BAGHDAD - Iraq's prime minister said Monday his country wants some type of timetable for a withdrawal of American troops included in the deal the two countries are negotiating.

It was the first time Prime Minister Nouri al-Maliki has explicitly and publicly called for a withdrawal timetable - an idea opposed by President Bush.

He offered no details. But his national security adviser, Mouwaffak al-Rubaie, told The Associated Press that the government is proposing a timetable conditioned on the ability of Iraqi forces to provide security.

In Washington, the State Department declined to comment on the ongoing negotiations and said officials in Washington were not yet entirely sure what al-Maliki had said.

'This falls in the category of ongoing negotiations, and I'm not going to talk about every single development, every single development in the negotiations,' spokesman Sean McCormack told reporters.

Al-Maliki said in a meeting with Arab diplomats in Abu Dhabi that his country also has proposed a short-term interim memorandum of agreement rather than the more formal status of forces agreement the two sides have been negotiating.

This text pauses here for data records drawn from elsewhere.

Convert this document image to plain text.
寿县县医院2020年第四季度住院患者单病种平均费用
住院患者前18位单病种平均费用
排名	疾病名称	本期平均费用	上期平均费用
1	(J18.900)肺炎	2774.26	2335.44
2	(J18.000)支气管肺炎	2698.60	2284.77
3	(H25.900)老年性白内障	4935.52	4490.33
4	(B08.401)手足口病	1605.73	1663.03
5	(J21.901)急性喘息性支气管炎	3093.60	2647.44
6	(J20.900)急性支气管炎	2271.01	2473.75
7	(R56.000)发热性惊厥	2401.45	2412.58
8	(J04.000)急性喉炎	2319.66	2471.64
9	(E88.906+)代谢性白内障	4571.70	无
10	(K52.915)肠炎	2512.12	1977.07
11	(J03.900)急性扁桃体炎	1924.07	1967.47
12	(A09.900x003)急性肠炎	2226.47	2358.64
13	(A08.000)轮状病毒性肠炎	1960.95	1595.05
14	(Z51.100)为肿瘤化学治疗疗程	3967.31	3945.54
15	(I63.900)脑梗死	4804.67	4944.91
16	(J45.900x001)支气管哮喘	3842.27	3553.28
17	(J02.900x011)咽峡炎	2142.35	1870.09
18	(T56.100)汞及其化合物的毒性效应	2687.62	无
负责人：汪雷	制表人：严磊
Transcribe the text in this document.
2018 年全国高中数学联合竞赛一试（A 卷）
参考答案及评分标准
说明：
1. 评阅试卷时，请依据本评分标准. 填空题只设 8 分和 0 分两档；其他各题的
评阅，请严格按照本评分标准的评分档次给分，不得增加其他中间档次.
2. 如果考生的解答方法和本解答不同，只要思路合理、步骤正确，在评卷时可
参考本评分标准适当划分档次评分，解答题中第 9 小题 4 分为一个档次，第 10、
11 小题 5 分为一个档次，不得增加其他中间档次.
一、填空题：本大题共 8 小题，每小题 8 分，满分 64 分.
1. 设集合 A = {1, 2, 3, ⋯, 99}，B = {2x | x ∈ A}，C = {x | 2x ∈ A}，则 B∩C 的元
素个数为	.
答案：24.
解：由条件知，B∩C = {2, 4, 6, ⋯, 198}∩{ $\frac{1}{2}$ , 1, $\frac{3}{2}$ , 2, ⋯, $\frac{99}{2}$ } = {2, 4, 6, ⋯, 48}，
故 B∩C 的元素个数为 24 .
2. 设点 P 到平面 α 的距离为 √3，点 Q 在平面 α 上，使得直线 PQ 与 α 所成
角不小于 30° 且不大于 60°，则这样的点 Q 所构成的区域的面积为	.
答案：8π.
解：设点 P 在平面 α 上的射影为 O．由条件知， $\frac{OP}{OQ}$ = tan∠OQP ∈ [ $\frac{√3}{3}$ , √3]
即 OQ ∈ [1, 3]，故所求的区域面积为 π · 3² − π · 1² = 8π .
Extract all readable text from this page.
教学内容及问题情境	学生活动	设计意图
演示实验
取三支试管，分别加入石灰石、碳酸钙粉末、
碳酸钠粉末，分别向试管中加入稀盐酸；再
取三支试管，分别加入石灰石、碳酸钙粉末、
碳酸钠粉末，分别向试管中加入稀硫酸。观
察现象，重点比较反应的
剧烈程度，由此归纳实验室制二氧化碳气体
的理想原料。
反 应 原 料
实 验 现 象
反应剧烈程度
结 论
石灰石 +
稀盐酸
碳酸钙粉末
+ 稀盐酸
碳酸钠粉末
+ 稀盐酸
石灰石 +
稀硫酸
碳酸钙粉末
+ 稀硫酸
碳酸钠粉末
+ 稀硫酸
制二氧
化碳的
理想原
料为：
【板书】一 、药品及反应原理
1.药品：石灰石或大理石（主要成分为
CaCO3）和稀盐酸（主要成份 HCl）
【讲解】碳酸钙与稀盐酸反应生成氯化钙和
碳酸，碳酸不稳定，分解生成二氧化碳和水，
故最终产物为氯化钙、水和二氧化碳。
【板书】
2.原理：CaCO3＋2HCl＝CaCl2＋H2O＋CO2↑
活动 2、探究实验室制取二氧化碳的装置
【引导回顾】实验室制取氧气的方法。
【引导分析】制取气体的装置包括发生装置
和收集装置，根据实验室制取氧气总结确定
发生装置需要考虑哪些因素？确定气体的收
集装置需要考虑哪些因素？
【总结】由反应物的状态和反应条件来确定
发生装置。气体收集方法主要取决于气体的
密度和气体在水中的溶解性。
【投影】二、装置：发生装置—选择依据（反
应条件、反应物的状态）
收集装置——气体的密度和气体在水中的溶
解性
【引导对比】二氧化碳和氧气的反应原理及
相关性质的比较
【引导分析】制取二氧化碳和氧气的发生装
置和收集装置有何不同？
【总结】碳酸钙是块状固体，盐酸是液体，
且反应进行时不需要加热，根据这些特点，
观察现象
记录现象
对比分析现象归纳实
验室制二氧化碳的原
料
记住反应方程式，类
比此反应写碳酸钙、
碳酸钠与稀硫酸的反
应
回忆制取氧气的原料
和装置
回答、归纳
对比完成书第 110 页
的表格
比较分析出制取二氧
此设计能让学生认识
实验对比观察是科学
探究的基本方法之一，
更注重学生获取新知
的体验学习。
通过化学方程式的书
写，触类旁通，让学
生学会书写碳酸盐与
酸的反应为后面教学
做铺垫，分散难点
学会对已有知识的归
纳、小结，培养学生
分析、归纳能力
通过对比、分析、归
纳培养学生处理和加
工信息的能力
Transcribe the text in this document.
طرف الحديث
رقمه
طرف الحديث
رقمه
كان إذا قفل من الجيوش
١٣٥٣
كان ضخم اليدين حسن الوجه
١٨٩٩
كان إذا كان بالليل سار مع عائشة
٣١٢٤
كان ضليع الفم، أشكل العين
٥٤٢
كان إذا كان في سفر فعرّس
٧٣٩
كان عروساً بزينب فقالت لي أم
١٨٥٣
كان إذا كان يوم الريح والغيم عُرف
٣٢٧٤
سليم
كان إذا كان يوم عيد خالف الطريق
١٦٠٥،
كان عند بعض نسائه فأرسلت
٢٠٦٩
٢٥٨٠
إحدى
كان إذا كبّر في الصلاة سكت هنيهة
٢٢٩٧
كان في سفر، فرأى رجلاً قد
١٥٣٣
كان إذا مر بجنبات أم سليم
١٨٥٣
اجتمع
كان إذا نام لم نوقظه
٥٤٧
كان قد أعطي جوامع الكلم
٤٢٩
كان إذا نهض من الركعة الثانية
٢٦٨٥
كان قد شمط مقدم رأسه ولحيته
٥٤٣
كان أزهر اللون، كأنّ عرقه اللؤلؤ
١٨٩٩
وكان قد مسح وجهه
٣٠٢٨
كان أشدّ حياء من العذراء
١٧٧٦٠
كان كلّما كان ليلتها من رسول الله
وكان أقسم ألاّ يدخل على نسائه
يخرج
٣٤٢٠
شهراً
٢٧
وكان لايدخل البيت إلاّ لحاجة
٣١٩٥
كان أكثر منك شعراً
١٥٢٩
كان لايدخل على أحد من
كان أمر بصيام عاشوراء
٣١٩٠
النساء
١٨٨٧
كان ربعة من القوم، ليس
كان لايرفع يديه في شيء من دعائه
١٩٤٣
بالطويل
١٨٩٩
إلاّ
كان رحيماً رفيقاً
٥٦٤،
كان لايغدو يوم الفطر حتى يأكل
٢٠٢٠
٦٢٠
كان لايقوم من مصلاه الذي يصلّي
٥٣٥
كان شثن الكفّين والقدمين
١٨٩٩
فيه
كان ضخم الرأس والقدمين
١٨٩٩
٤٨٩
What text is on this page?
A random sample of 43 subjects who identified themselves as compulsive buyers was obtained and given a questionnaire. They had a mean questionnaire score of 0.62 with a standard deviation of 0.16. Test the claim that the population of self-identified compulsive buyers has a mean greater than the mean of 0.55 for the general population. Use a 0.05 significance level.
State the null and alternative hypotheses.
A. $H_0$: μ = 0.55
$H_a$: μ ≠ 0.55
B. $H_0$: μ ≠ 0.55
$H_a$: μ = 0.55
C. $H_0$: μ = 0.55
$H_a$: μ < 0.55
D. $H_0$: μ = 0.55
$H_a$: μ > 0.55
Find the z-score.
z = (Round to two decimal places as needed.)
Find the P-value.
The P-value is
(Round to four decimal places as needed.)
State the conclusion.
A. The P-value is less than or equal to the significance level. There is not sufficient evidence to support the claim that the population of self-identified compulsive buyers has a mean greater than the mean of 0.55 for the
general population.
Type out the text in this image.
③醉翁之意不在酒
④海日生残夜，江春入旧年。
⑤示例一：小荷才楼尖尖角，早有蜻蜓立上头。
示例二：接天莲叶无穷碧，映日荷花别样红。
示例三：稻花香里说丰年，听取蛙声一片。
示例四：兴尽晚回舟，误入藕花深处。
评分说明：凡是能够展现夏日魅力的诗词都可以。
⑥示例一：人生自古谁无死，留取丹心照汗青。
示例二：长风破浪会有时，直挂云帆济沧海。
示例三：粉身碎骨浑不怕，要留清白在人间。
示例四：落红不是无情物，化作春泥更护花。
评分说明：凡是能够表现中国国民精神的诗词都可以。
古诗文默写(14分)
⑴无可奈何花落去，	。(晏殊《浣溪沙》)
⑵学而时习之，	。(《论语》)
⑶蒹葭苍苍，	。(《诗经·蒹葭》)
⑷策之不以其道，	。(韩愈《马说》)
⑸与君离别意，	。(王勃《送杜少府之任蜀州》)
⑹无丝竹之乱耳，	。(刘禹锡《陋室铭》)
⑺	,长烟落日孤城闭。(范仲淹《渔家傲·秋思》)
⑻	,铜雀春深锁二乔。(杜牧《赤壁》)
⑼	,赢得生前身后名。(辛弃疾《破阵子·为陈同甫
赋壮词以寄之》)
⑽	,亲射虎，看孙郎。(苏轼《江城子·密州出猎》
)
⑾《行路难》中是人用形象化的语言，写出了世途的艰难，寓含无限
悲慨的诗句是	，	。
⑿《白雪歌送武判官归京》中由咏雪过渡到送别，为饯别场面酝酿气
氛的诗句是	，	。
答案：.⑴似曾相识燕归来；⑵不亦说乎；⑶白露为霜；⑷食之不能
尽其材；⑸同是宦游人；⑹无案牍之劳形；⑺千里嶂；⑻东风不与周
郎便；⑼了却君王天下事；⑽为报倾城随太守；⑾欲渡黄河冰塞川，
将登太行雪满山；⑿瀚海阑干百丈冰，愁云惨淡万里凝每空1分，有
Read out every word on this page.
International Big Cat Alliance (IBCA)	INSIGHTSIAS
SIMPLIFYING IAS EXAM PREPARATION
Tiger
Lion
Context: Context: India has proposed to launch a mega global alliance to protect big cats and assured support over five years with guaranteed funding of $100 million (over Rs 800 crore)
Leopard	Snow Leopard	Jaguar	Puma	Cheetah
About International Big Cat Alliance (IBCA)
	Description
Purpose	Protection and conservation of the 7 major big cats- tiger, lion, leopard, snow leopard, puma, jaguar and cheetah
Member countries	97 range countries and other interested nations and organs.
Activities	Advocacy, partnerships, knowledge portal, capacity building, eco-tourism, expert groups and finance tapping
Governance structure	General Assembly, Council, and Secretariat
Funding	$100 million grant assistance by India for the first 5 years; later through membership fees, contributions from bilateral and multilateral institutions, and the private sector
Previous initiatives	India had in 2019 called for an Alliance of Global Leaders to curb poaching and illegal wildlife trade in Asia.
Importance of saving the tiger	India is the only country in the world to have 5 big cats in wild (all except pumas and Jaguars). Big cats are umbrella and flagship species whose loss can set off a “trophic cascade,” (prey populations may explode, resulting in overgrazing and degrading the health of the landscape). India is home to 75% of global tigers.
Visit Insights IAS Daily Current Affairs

The memorandum 'now on the table' includes a formula for the withdrawal of U.S. troops, he said.

'The goal is to end the presence (of foreign troops),' al-Maliki said.

Some type of agreement is needed to keep U.S. troops in Iraq after a U.N. mandate expires at year's end. But many Iraqi lawmakers had criticized the government's attempt to negotiate a formal status of forces agreement, worried that U.S. demands would threaten the country's sovereignty.

U.S. officials have said little publicly about the negotiations. Adm. Michael Mullen, chairman of the Joint Chiefs of Staff, did not comment directly on the specifics when asked about it on a trip to Baghdad.

'We'd all like to see U.S. troops get out of here at some point in time,' Mullen said. 'However, from a military perspective I need the laws and the regulations and the agreements from the government of Iraq in order to continue operations beyond the 31st of December of this year.'

With the latest moves, Iraq's government appeared to be trying to blunt opposition in parliament to any deal.

Al-Maliki also could be trying to avoid parliament altogether. He has promised in the past to submit a formal agreement with the U.S. to the legislative body.

But his spokesman indicated Monday that the government might feel no need to get approval from parliament for a shorter-term interim deal.

'It is up to the Cabinet whether to approve it or sign on it, without going back to the parliament,' said spokesman Ali al-Dabbagh.